ECLI:NL:GHAMS:2010:BO8236
Gerechtshof Amsterdam
- Hoger beroep
- Rechtspraak.nl
Ontvankelijkheid in hoger beroep na verstekvonnis
In deze zaak heeft het Gerechtshof Amsterdam op 12 oktober 2010 uitspraak gedaan in hoger beroep. De appellant, vertegenwoordigd door mr. P.P.J. van der Rijt, had hoger beroep ingesteld tegen een verstekvonnis van de kantonrechter te Amsterdam, gewezen op 5 december 1997. Het hof oordeelde dat het hoger beroep niet ontvankelijk was, omdat volgens de oude procesrechtelijke regels, na een verstekvonnis, het rechtsmiddel van verzet openstond en niet dat van hoger beroep. De appellant had in een eerdere rolbeslissing de gelegenheid gekregen om zich uit te laten over de ontvankelijkheid, maar het hof concludeerde dat er geen mogelijkheid was voor omzetting van het verkeerde rechtsmiddel naar het juiste rechtsmiddel.
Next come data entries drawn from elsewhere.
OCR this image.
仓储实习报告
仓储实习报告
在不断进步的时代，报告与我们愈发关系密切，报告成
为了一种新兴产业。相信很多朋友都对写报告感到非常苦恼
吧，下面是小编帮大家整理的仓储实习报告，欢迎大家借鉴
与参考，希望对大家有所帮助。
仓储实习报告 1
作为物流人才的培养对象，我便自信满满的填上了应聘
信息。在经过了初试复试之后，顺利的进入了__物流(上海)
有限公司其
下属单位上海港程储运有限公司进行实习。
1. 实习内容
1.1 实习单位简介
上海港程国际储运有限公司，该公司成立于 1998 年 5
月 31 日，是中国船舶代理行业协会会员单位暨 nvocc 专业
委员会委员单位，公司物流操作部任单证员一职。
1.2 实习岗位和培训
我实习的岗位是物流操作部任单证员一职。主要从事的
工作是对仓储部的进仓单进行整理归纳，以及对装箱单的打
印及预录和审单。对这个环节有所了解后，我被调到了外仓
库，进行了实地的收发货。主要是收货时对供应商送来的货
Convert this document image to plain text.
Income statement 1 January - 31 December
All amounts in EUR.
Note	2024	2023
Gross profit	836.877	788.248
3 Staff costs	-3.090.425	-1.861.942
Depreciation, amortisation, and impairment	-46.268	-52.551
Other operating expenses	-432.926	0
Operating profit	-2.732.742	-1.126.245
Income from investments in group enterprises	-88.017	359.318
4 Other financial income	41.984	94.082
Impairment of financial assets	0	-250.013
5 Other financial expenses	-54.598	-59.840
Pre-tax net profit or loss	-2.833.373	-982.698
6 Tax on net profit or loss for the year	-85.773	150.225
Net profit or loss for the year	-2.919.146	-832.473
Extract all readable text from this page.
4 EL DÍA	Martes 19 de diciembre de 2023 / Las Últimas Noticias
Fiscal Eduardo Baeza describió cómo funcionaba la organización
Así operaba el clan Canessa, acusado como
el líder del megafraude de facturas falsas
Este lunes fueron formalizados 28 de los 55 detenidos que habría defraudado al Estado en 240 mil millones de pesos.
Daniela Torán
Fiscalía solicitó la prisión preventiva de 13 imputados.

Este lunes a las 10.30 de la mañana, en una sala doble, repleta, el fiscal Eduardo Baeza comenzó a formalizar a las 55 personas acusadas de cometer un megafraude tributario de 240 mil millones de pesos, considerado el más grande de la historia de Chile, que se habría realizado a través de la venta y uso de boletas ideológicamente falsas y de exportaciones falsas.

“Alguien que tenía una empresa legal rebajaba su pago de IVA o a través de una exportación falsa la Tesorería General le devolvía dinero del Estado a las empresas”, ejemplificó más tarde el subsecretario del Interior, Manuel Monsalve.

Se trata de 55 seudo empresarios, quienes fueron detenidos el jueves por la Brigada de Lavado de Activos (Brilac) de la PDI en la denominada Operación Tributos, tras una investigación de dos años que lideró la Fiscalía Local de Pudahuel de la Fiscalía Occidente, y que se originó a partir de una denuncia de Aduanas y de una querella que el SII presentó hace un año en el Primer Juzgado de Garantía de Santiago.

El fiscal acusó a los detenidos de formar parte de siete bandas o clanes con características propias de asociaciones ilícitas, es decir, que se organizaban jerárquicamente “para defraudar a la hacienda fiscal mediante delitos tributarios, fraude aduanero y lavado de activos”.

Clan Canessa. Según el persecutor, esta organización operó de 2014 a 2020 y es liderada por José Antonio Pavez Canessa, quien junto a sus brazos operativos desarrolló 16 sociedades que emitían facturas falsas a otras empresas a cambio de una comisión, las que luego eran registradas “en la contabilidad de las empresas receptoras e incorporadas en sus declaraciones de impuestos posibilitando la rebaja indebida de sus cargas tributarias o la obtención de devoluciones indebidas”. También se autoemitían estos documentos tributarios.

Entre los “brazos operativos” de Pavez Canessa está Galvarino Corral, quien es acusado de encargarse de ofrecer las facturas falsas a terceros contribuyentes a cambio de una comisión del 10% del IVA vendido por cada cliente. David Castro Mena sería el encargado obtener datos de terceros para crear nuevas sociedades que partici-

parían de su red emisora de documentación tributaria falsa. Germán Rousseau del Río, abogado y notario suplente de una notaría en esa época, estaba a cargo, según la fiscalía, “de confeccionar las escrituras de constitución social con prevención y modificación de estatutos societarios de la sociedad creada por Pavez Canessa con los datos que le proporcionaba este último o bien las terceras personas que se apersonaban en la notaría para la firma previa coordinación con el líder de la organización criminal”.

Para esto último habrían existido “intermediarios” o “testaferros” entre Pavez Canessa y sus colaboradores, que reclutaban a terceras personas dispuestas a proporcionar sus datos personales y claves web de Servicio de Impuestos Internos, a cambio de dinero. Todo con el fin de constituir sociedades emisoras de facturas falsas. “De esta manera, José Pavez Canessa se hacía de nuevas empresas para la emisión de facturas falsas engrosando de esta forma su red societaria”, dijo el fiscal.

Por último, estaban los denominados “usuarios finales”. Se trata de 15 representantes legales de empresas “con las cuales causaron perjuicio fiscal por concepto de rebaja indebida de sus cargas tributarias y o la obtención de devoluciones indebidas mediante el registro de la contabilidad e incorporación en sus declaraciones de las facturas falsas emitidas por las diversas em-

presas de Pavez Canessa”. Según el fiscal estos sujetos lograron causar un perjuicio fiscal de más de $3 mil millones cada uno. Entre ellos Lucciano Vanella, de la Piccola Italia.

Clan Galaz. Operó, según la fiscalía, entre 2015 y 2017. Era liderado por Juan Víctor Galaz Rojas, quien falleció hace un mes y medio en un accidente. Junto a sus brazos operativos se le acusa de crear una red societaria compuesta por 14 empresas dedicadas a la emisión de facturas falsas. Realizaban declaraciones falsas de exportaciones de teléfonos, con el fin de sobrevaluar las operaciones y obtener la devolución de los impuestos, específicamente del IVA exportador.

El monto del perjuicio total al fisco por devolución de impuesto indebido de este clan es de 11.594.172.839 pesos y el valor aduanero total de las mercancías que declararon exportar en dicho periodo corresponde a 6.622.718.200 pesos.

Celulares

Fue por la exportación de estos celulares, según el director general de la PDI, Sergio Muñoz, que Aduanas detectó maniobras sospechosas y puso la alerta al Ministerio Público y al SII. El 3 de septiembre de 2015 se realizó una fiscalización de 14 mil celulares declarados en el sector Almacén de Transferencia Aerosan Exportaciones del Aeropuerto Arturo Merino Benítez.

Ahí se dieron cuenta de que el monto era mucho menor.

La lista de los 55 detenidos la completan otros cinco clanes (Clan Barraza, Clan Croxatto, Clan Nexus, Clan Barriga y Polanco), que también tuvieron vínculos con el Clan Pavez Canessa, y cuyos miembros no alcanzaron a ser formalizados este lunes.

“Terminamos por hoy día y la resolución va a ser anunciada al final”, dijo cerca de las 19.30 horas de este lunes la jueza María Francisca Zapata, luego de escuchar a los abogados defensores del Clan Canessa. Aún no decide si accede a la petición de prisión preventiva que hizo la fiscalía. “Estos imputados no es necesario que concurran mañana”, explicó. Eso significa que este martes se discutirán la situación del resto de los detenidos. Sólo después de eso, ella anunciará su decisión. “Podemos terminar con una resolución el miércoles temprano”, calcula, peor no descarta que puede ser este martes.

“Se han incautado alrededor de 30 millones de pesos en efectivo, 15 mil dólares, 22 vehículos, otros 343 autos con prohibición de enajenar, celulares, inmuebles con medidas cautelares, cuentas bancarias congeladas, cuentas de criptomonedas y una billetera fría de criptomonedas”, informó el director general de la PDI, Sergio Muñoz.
Het hof besloot om om proceseconomische redenen niet te verwijzen naar de rechtbank, die destijds bevoegd was. De kosten van het hoger beroep werden toegewezen aan de appellant, aangezien hij als de in het ongelijk gestelde partij werd aangemerkt. Het hof verklaarde de appellant niet-ontvankelijk in het hoger beroep en begrootte de proceskosten aan de zijde van de geïntimeerde op nihil.